As with the standard M3 and M4, there are three driving modes to choose from: Efficiency, Sport and Sport+. In the eye of some enthusiasts, the Efficiency setting is strictly for when the fuel reserve light has flashed up.

It becomes a car you want to take out for a drive early in the morning as the sun’s rising and other drivers are still in bed sleeping off their hangover

There are also three settings for the suspension’s adaptive dampers and the same for the steering: Comfort, Sport and Sport+. The steering only reduces assistance to add weight, rather than changing the ratio and response. So for anything other than track running, Comfort is the preferred setting, as the others feel too much like a gym workout.

As for the dampers, Comfort suits day-to-day driving while Sport is good for pressing on. Sport Plus will shake fillings loose on anything but a smooth racing track. And there’s definitely a slightly firmer underlying ride comfort with those 20in wheels and tyres.

The extra power of the engine isn’t discernible, if we’re being honest. The straight-six cylinder, twin-turbo unit is still a heavyweight, with a huge amount of surge from just below 2,000rpm. However, because it’s all about having lots of grunt low in the rev range, there’s little satisfaction to be derived from revving the engine to its red line. But at least the sports exhaust helps to liven up proceedings a little.

Where the car feels markedly better than before is in the way it takes a corner. It has a more precise stance and doesn’t go to pieces the moment the driver attempts to accelerate out of the bend; the standard car hops and skips about like it’s got a thorn in a toe.

To confuse the electronic drive modes a little further, there’s also M Dynamic driving mode — an additional setting, via the steering wheel, that by default will switch off the traction control but not the electronic stability programme (which helps prevent the car from spinning) and can be pre-programmed, with two settings, to individual taste. In this mode, with the stability systems dialled down and differential set up to allow a little bit of naughty behaviour, you can achieve subtle tail slides under acceleration before the car steps in to prevent an embarrassing, when-drifting-goes-wrong YouTube moment.

However, the greater surprise is what happens when the driver aids are cancelled entirely. The M3 Competition Pack really comes alive. Not in an alarming way but a “let’s have some serious fun” fashion.

The car still has something of a hefty feel to it. But the nose turns into bends with precision, the chassis holds its line tenaciously and then the potent engine is able to tease the tail out in a predictable, confidence-inspiring manner. The tyres, suspension and differential are much better behaved than the car without the Competition Pack, and there’s a satisfying feeling of the car’s parts working in harmony with the driver.

It means the M3 becomes a car you want to take out for a drive early in the morning as the sun’s rising and other drivers are still in bed, as opposed to one that you suspect might bite your arm off if you’re not careful.

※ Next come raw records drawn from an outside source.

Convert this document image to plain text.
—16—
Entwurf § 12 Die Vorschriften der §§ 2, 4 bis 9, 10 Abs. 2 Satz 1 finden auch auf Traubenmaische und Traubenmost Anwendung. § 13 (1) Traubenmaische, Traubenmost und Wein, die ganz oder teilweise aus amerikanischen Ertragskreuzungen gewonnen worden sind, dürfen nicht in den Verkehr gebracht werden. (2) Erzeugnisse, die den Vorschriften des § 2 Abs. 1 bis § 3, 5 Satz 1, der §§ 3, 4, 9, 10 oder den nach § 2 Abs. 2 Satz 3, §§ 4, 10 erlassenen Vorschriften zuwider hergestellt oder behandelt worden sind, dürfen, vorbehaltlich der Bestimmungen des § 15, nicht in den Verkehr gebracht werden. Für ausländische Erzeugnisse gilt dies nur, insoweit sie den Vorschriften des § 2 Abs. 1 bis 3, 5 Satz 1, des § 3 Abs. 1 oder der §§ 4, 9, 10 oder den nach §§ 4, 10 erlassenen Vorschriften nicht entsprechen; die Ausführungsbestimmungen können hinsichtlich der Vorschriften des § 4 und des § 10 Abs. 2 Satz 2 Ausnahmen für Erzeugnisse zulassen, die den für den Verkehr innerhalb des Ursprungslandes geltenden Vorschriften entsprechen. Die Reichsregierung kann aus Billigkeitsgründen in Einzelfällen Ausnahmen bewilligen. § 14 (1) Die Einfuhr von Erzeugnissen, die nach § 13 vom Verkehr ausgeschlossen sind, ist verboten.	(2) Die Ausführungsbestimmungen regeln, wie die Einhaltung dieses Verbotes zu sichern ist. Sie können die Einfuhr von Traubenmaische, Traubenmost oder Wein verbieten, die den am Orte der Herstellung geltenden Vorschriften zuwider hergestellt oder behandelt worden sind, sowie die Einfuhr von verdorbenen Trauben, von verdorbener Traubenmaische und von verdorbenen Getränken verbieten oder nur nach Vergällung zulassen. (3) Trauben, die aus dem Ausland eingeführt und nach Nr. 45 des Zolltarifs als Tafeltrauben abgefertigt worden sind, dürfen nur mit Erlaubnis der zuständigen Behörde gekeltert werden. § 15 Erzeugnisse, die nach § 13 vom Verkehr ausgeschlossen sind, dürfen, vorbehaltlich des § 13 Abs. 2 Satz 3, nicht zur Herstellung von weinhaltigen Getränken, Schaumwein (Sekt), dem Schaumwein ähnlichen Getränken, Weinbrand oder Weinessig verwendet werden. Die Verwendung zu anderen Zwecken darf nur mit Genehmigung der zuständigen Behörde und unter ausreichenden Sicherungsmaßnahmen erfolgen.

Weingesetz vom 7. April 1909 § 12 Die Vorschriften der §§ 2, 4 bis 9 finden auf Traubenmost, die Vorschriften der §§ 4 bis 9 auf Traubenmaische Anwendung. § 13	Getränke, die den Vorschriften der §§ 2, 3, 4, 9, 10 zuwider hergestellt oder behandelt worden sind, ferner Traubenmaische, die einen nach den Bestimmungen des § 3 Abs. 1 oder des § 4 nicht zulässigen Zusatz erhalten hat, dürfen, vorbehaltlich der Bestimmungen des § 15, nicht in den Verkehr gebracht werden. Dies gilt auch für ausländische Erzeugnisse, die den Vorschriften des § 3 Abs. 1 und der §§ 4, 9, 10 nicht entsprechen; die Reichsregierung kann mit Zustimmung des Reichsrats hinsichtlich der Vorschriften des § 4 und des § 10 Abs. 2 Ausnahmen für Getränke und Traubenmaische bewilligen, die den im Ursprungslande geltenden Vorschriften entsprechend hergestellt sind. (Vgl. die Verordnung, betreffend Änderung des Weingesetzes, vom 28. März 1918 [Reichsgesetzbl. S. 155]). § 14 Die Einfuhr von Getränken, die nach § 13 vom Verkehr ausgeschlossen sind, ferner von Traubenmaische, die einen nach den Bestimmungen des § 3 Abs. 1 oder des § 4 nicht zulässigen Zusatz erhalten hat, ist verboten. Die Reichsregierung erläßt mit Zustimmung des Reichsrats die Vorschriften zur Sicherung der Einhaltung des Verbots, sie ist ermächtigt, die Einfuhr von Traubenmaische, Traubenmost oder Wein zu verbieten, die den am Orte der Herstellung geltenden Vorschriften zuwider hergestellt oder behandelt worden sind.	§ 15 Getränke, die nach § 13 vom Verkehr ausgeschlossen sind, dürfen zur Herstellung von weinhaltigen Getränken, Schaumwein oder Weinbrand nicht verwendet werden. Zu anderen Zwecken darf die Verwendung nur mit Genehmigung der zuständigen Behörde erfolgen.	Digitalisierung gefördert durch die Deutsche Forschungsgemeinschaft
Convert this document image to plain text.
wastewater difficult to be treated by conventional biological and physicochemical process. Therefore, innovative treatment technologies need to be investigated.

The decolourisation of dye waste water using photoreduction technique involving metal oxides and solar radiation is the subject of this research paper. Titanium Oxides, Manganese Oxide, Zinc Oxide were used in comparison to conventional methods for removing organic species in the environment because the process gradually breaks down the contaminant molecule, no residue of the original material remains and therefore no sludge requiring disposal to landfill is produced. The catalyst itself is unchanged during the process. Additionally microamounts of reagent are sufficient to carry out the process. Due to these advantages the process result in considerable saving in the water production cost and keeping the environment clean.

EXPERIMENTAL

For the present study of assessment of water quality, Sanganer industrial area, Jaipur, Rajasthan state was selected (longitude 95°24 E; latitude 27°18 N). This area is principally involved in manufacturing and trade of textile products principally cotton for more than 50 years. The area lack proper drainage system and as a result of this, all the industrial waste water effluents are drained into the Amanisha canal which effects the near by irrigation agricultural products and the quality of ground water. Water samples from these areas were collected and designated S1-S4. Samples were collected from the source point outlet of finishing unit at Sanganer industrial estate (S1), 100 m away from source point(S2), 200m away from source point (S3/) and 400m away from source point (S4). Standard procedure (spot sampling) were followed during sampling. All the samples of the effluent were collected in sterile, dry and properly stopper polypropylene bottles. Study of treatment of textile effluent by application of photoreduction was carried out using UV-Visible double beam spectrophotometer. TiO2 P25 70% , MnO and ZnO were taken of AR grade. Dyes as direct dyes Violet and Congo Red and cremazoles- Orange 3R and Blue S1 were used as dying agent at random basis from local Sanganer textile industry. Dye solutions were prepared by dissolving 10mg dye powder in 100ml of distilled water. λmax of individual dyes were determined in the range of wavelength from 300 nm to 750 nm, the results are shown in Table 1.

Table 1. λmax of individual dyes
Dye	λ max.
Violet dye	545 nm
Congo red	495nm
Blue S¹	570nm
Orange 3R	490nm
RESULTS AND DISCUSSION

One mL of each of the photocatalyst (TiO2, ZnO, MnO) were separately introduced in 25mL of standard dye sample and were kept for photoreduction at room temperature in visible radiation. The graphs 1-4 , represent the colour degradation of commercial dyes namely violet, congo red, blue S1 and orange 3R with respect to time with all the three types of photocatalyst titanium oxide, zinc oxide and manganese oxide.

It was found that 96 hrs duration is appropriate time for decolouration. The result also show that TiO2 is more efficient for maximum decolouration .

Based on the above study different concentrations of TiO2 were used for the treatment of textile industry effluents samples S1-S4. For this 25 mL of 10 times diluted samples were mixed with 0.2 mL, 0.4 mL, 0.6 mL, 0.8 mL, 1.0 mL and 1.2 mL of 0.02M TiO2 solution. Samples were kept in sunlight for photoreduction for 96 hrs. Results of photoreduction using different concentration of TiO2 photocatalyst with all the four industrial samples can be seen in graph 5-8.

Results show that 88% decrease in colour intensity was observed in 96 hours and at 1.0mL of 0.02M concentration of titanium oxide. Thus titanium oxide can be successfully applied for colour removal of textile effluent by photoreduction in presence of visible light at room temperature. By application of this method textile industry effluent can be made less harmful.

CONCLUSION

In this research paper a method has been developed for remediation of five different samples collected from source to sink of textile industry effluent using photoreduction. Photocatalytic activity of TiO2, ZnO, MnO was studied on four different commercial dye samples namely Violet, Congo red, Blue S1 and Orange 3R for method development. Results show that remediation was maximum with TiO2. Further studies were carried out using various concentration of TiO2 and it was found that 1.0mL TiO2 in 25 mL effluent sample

Given the £3,000 price of the Competition Pack in relation to the cost of the car, there can be no agonising over whether or not to add it. Call us old fashioned, though: it seems a bit rich for the German engineers to come up with a fix for a car’s problems, and then charge customers to have the bits and pieces fitted.

The Competition Pack is the medicine that the M3 and M4 so badly needed. But that doesn’t make its price any easier to swallow.